In balanced ecosystems, the freshly deposited sand gives marsh vegetation new areas to colonize and spread, but Third Beach is cut off by development on one end and the beach on the other.

Raising the elevation will “improve growth of salt marsh plants and reduce overall deterioration of the marsh, benefiting species such as the federally listed Saltmarsh Sparrow, which relies on high marsh as nesting habitat,” White said. “Marshes also play a key role in cleaning and filtering water, and act as a buffer to absorb wind, waves and flood water -- a key factor in storm protection.”

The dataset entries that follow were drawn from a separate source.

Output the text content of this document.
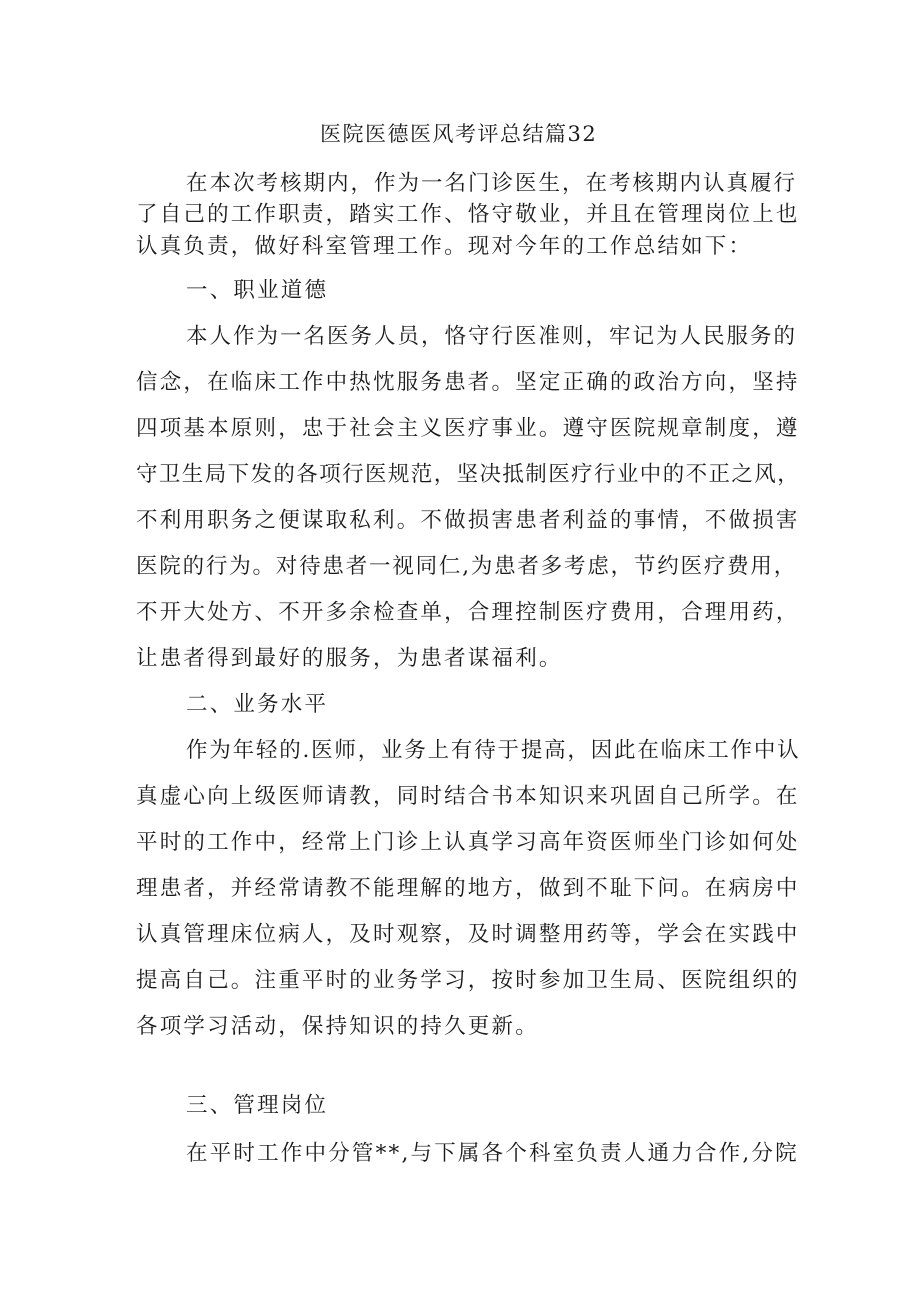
医院医德医风考评总结篇32
在本次考核期内，作为一名门诊医生，在考核期内认真履行
了自己的工作职责，踏实工作、恪守敬业，并且在管理岗位上也
认真负责，做好科室管理工作。现对今年的工作总结如下：
一、职业道德
本人作为一名医务人员，恪守行医准则，牢记为人民服务的
信念，在临床工作中热忱服务患者。坚定正确的政治方向，坚持
四项基本原则，忠于社会主义医疗事业。遵守医院规章制度，遵
守卫生局下发的各项行医规范，坚决抵制医疗行业中的不正之风，
不利用职务之便谋取私利。不做损害患者利益的事情，不做损害
医院的行为。对待患者一视同仁,为患者多考虑，节约医疗费用，
不开大处方、不开多余检查单，合理控制医疗费用，合理用药，
让患者得到最好的服务，为患者谋福利。
二、业务水平
作为年轻的.医师，业务上有待于提高，因此在临床工作中认
真虚心向上级医师请教，同时结合书本知识来巩固自己所学。在
平时的工作中，经常上门诊上认真学习高年资医师坐门诊如何处
理患者，并经常请教不能理解的地方，做到不耻下问。在病房中
认真管理床位病人，及时观察，及时调整用药等，学会在实践中
提高自己。注重平时的业务学习，按时参加卫生局、医院组织的
各项学习活动，保持知识的持久更新。
三、管理岗位
在平时工作中分管**,与下属各个科室负责人通力合作,分院
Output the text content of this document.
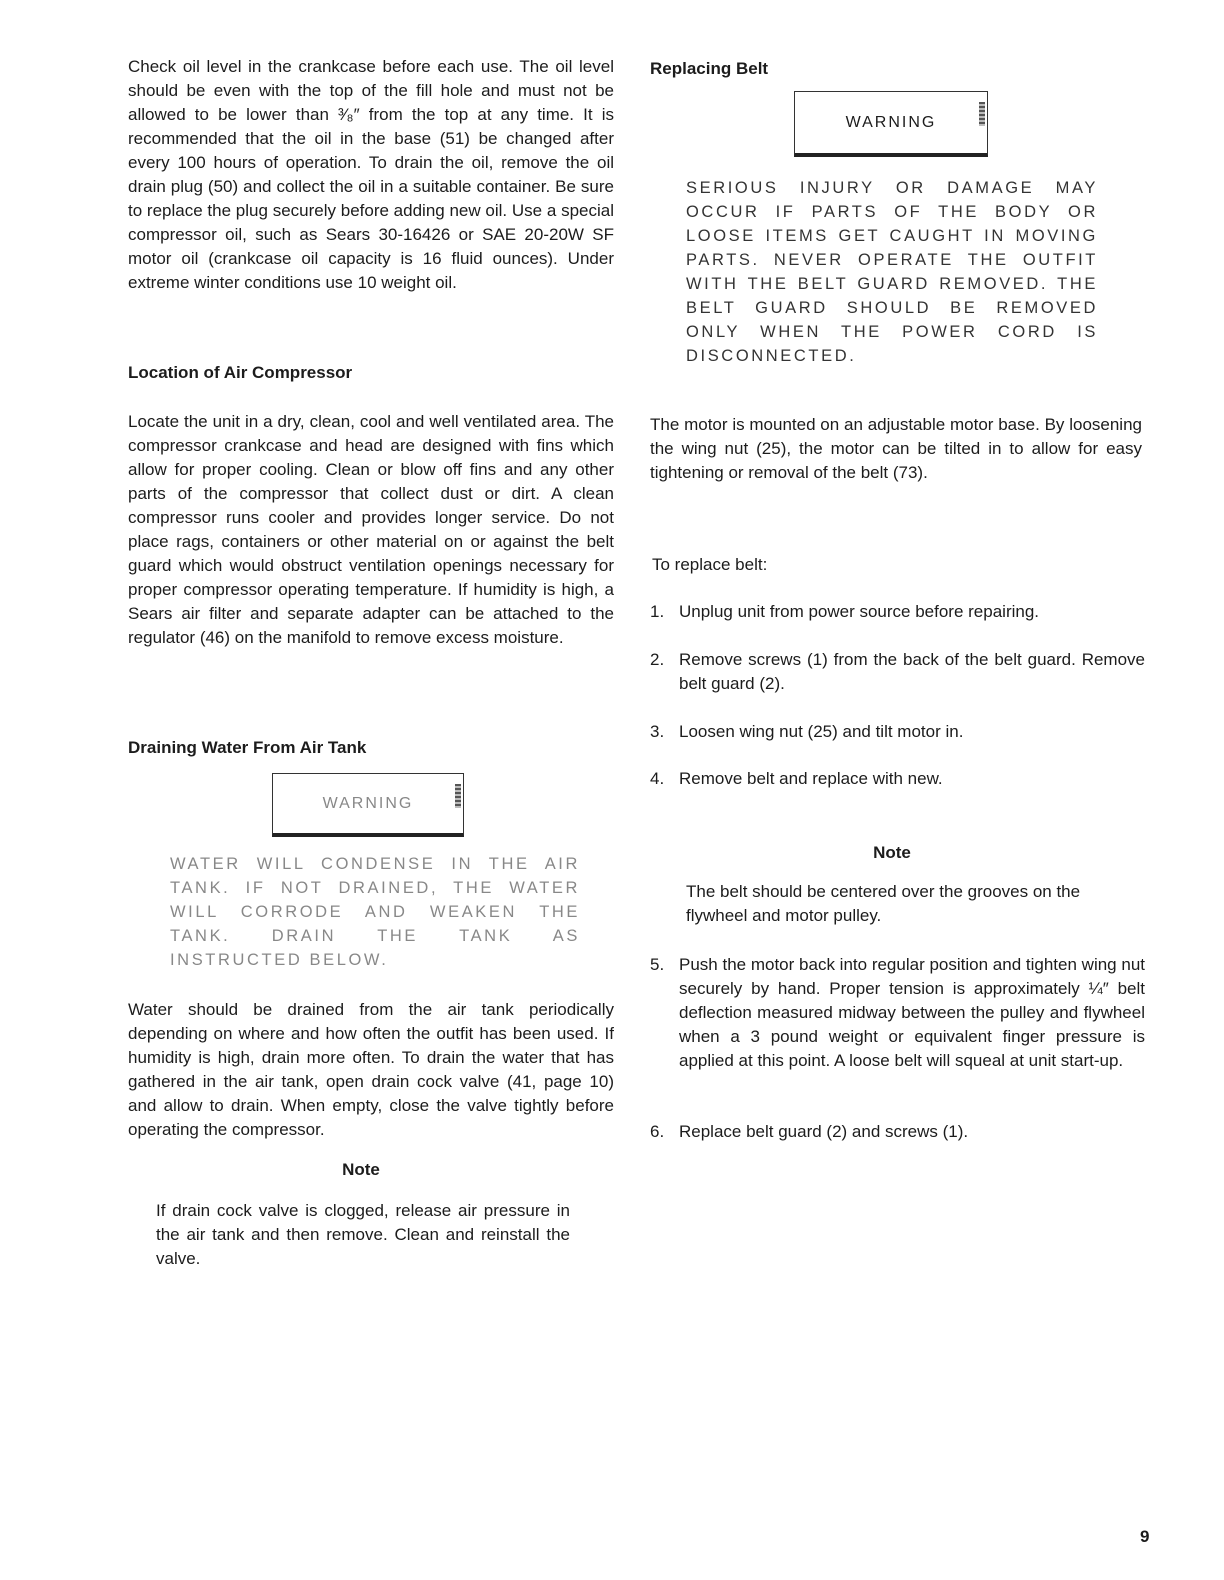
Check oil level in the crankcase before each use. The oil level should be even with the top of the fill hole and must not be allowed to be lower than ³⁄₈″ from the top at any time. It is recommended that the oil in the base (51) be changed after every 100 hours of operation. To drain the oil, remove the oil drain plug (50) and collect the oil in a suitable container. Be sure to replace the plug securely before adding new oil. Use a special compressor oil, such as Sears 30-16426 or SAE 20-20W SF motor oil (crankcase oil capacity is 16 fluid ounces). Under extreme winter conditions use 10 weight oil.

Location of Air Compressor

Locate the unit in a dry, clean, cool and well ventilated area. The compressor crankcase and head are designed with fins which allow for proper cooling. Clean or blow off fins and any other parts of the compressor that collect dust or dirt. A clean compressor runs cooler and provides longer service. Do not place rags, containers or other material on or against the belt guard which would obstruct ventilation openings necessary for proper compressor operating temperature. If humidity is high, a Sears air filter and separate adapter can be attached to the regulator (46) on the manifold to remove excess moisture.

Draining Water From Air Tank

WARNING

WATER WILL CONDENSE IN THE AIR TANK. IF NOT DRAINED, THE WATER WILL CORRODE AND WEAKEN THE TANK. DRAIN THE TANK AS INSTRUCTED BELOW.

Water should be drained from the air tank periodically depending on where and how often the outfit has been used. If humidity is high, drain more often. To drain the water that has gathered in the air tank, open drain cock valve (41, page 10) and allow to drain. When empty, close the valve tightly before operating the compressor.

Note

If drain cock valve is clogged, release air pressure in the air tank and then remove. Clean and reinstall the valve.

Replacing Belt

WARNING

SERIOUS INJURY OR DAMAGE MAY OCCUR IF PARTS OF THE BODY OR LOOSE ITEMS GET CAUGHT IN MOVING PARTS. NEVER OPERATE THE OUTFIT WITH THE BELT GUARD REMOVED. THE BELT GUARD SHOULD BE REMOVED ONLY WHEN THE POWER CORD IS DISCONNECTED.

The motor is mounted on an adjustable motor base. By loosening the wing nut (25), the motor can be tilted in to allow for easy tightening or removal of the belt (73).

To replace belt:

1. Unplug unit from power source before repairing.
2. Remove screws (1) from the back of the belt guard. Remove belt guard (2).
3. Loosen wing nut (25) and tilt motor in.
4. Remove belt and replace with new.
5. Push the motor back into regular position and tighten wing nut securely by hand. Proper tension is approximately ¼″ belt deflection measured midway between the pulley and flywheel when a 3 pound weight or equivalent finger pressure is applied at this point. A loose belt will squeal at unit start-up.
6. Replace belt guard (2) and screws (1).

Note

The belt should be centered over the grooves on the flywheel and motor pulley.

9
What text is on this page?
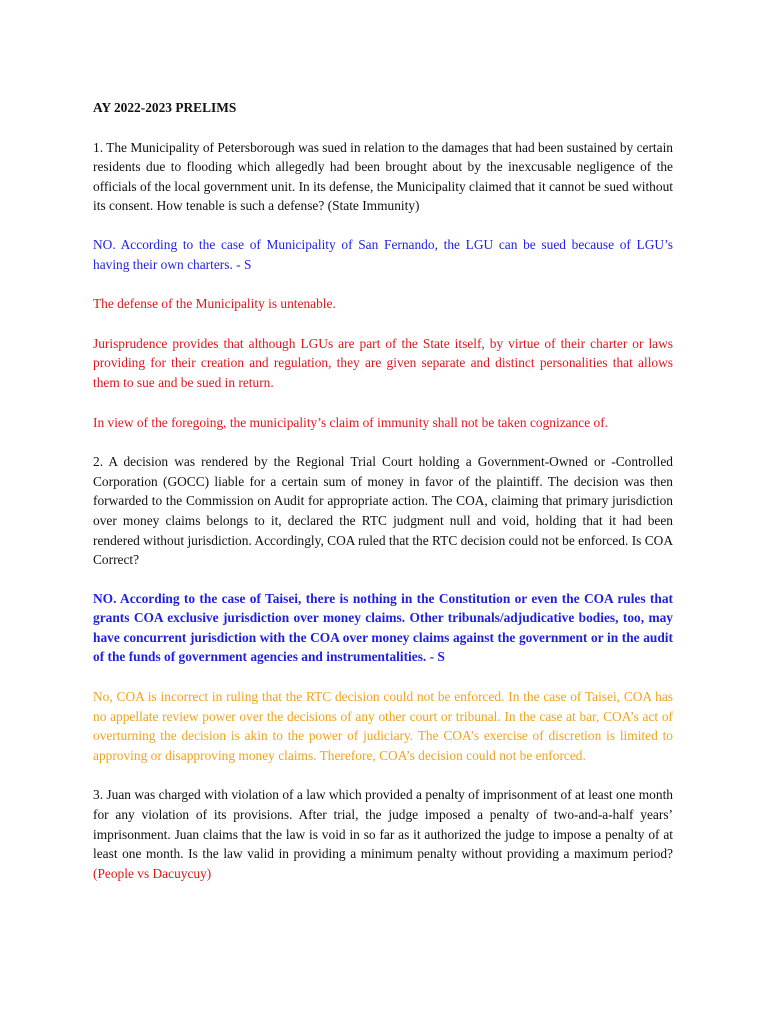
AY 2022-2023 PRELIMS

1. The Municipality of Petersborough was sued in relation to the damages that had been sustained by certain residents due to flooding which allegedly had been brought about by the inexcusable negligence of the officials of the local government unit. In its defense, the Municipality claimed that it cannot be sued without its consent. How tenable is such a defense? (State Immunity)

NO. According to the case of Municipality of San Fernando, the LGU can be sued because of LGU’s having their own charters. - S

The defense of the Municipality is untenable.

Jurisprudence provides that although LGUs are part of the State itself, by virtue of their charter or laws providing for their creation and regulation, they are given separate and distinct personalities that allows them to sue and be sued in return.

In view of the foregoing, the municipality’s claim of immunity shall not be taken cognizance of.

2. A decision was rendered by the Regional Trial Court holding a Government-Owned or -Controlled Corporation (GOCC) liable for a certain sum of money in favor of the plaintiff. The decision was then forwarded to the Commission on Audit for appropriate action. The COA, claiming that primary jurisdiction over money claims belongs to it, declared the RTC judgment null and void, holding that it had been rendered without jurisdiction. Accordingly, COA ruled that the RTC decision could not be enforced. Is COA Correct?

NO. According to the case of Taisei, there is nothing in the Constitution or even the COA rules that grants COA exclusive jurisdiction over money claims. Other tribunals/adjudicative bodies, too, may have concurrent jurisdiction with the COA over money claims against the government or in the audit of the funds of government agencies and instrumentalities. - S

No, COA is incorrect in ruling that the RTC decision could not be enforced. In the case of Taisei, COA has no appellate review power over the decisions of any other court or tribunal. In the case at bar, COA’s act of overturning the decision is akin to the power of judiciary. The COA’s exercise of discretion is limited to approving or disapproving money claims. Therefore, COA’s decision could not be enforced.

3. Juan was charged with violation of a law which provided a penalty of imprisonment of at least one month for any violation of its provisions. After trial, the judge imposed a penalty of two-and-a-half years’ imprisonment. Juan claims that the law is void in so far as it authorized the judge to impose a penalty of at least one month. Is the law valid in providing a minimum penalty without providing a maximum period? (People vs Dacuycuy)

The project is one of 70 projects managed by the service through $167 in federal funding for Hurricane Sandy recovery. The project cost is pegged at $644,000, according to a news release, and the fund were awarded through the cooperative agreement to to The Nature Conservancy, which is working all along Rhode Island’s south coast to promote shoreline resiliency efforts, including salt marsh restoration and oyster reef construction.

It is also part of a larger $4.1 million Sandy-funded effort to restore coastal areas from Rhode Island to Southern Maine.